Huawei will source parts outside US, solar unit head says

Advanced stockpiling to ease blacklist impact for world-leading inverter business

A solar plant in the U.S. state of Colorado: U.S. senators have called for a ban on imports of Huawei Technologies power inverters, citing the risk of cyberattacks.   © Reuters

SHANGHAI -- Huawei Technologies' world-leading solar power inverter business will find alternative suppliers for components that it now buys in the U.S. after Washington placed the manufacturer on a trade blacklist, a senior company official told Nikkei.

"We use American parts for some older-model products," said Tony Xu, head of Huawei's smart solar operations.

Xu said that he expects Washington's move -- which essentially bars U.S. companies from doing business with the Chinese equipment maker -- to have little effect on the inverter business, as Huawei stocked up on parts in advance. But "we'll source parts from companies outside the U.S." as necessary, he said.

Huawei holds a 22% share of the global market for solar power inverters, which convert the direct-current electricity produced by panels into alternating current usable by households.

U.S. senators in February proposed a ban on importing inverters from Huawei, warning that they are vulnerable to cyberattacks.
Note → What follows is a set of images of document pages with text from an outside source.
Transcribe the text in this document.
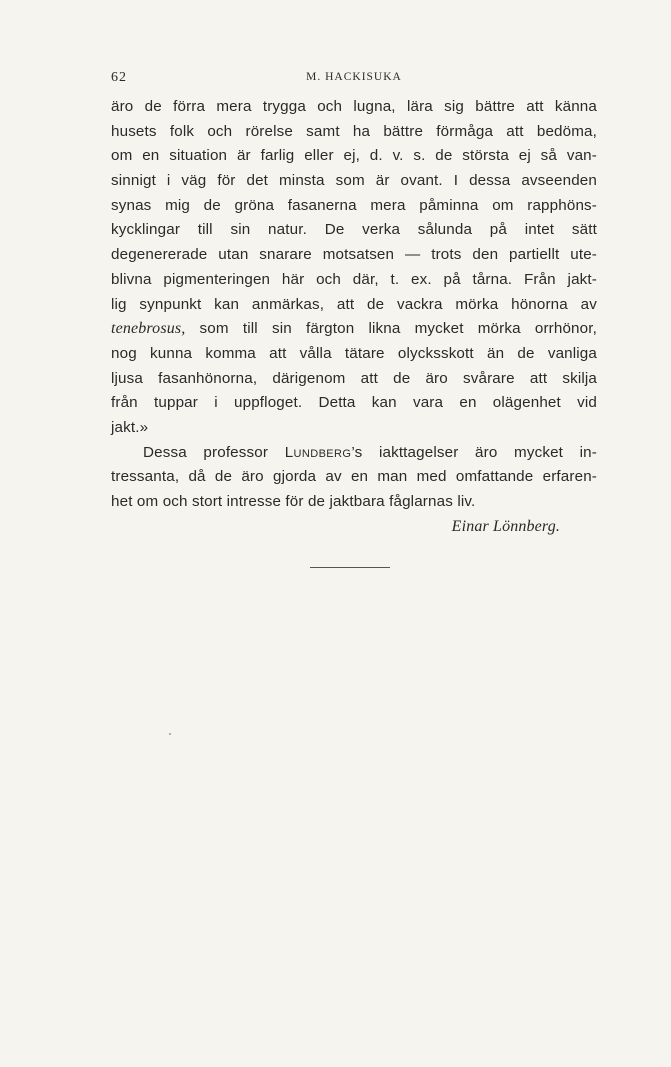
62	M. HACKISUKA
äro de förra mera trygga och lugna, lära sig bättre att känna
husets folk och rörelse samt ha bättre förmåga att bedöma,
om en situation är farlig eller ej, d. v. s. de största ej så van-
sinnigt i väg för det minsta som är ovant. I dessa avseenden
synas mig de gröna fasanerna mera påminna om rapphöns-
kycklingar till sin natur. De verka sålunda på intet sätt
degenererade utan snarare motsatsen — trots den partiellt ute-
blivna pigmenteringen här och där, t. ex. på tårna. Från jakt-
lig synpunkt kan anmärkas, att de vackra mörka hönorna av
tenebrosus, som till sin färgton likna mycket mörka orrhönor,
nog kunna komma att vålla tätare olycksskott än de vanliga
ljusa fasanhönorna, därigenom att de äro svårare att skilja
från tuppar i uppfloget. Detta kan vara en olägenhet vid
jakt.»
Dessa professor Lundberg’s iakttagelser äro mycket in-
tressanta, då de äro gjorda av en man med omfattande erfaren-
het om och stort intresse för de jaktbara fåglarnas liv.
Einar Lönnberg.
Xu called these accusations "baseless" and asserted that Huawei is focused on security.

"We've had more questions from customers in Japan, Europe and China, but the impact on our sales should be small," he said.

Huawei generated about half its solar-related revenue in China in 2018, with such markets as Europe, Japan and India making up the rest. The company looks to expand sales in Europe and Southeast Asia this year.